Als kerk van vandaag de dag kijken we er met de kennis van achteraf naar en vinden we het soms moeilijk om ons die wanhoop voor te stellen. Jezus is toch opgestaan, waarom zouden we dan stilstaan bij zijn lijden. Hoogstens misschien om te bedenken dat Hij die weg voor ons is gegaan.
Toch worden traditioneel op Stille Zaterdag de klokken niet geluid, totdat ’s avonds (bij zonsondergang) de Paaswake wordt gevierd. En juist dat tekent volgens mij heel mooi de situatie waarin we nu leven: tussen hoop en vrees. Ja, we weten dat Jezus is opgestaan en dat de weg die Hij ging bepalend is voor het verdere verloop van het wereldgebeuren. Maar tot de volledige vervulling daarvan staat de wereld onder de spanning van het reeds/nog niet van Gods koninkrijk.

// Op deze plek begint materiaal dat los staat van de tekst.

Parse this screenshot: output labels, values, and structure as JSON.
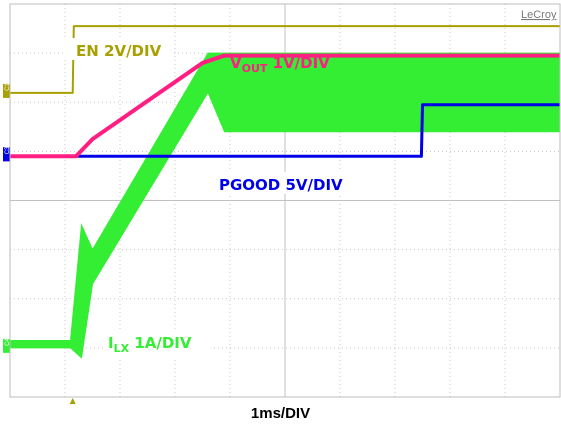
{
  "chart_data": {
    "type": "line",
    "title": "",
    "xlabel": "1ms/DIV",
    "ylabel": "",
    "brand": "LeCroy",
    "grid": true,
    "x_divisions": 10,
    "y_divisions": 8,
    "xlim": [
      0,
      10
    ],
    "ylim": [
      0,
      8
    ],
    "trigger_marker_div": 1.14,
    "series": [
      {
        "id": "en",
        "name": "EN 2V/DIV",
        "name_main": "EN 2V/DIV",
        "name_sub": "",
        "channel_marker": "C1",
        "color": "#a8a000",
        "x": [
          0,
          1.14,
          1.16,
          10
        ],
        "y": [
          6.19,
          6.19,
          7.55,
          7.55
        ]
      },
      {
        "id": "vout",
        "name": "VOUT 1V/DIV",
        "name_main": "V",
        "name_sub": "OUT",
        "name_rest": " 1V/DIV",
        "channel_marker": "C2",
        "color": "#ff1e82",
        "x": [
          0,
          1.2,
          1.5,
          3.5,
          3.9,
          10
        ],
        "y": [
          4.9,
          4.9,
          5.25,
          6.8,
          6.95,
          6.95
        ]
      },
      {
        "id": "pgood",
        "name": "PGOOD 5V/DIV",
        "name_main": "PGOOD 5V/DIV",
        "name_sub": "",
        "channel_marker": "C3",
        "color": "#0000e8",
        "x": [
          0,
          7.48,
          7.5,
          10
        ],
        "y": [
          4.9,
          4.9,
          5.95,
          5.95
        ]
      },
      {
        "id": "ilx",
        "name": "ILX 1A/DIV",
        "name_main": "I",
        "name_sub": "LX",
        "name_rest": " 1A/DIV",
        "channel_marker": "C4",
        "color": "#33ee33",
        "x": [
          0,
          1.1,
          1.3,
          1.5,
          3.6,
          3.9,
          10
        ],
        "y_upper": [
          1.15,
          1.15,
          3.5,
          3.0,
          7.0,
          7.0,
          7.0
        ],
        "y_lower": [
          1.0,
          1.0,
          0.8,
          2.3,
          6.2,
          5.4,
          5.4
        ]
      }
    ]
  }
}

En daarom is het zo waardevol om stil te staan bij Jezus’ lijden en sterven, omdat daarin zichtbaar wordt hoe dichtbij God komt in het lijden van de wereld. Hij is er zelf doorheen gegaan: ‘Hij werd veracht, door mensen gemeden, hij was een man die het lijden kende en met ziekte vertrouwd was.’ (Jesaja 53:3a) Daarmee nam Hij de zonde én het lijden van de wereld op zich. Als we als kerk alleen maar aandacht hebben voor het opstandingsleven, dan vergeten we dat we ook een taak hebben om mee te lijden met de schepping die zucht onder barensweeën (Romeinen 8:18-30).
Natuurlijk betekent dat niet dat we Pasen kunnen vergeten. Juist de opstanding geeft ons de hoop dat de zonde en het lijden niet het laatste woord hebben. We mogen uitzien naar de volledige verwerkelijking daarvan en proeven daar nu soms al wat van.
De laatste jaren probeer ik in de 40 dagentijd te vasten en meer stil te staan bij het lijden en sterven van Jezus. Dat gaat met vallen en opstaan, maar ik heb wel gemerkt dat het vieren van Pasen intenser is als je daarvoor heb geproefd van het ‘nog niet’. Daarom wil ik op Stille Zaterdag stil zijn en proeven van de hoop én de wanhoop, wetende dat het de stilte voor de storm is. De storm van vreugde, omdat God de wereld liefheeft en daarvoor zijn eniggeboren Zoon heeft gegeven (Johannes 3:16).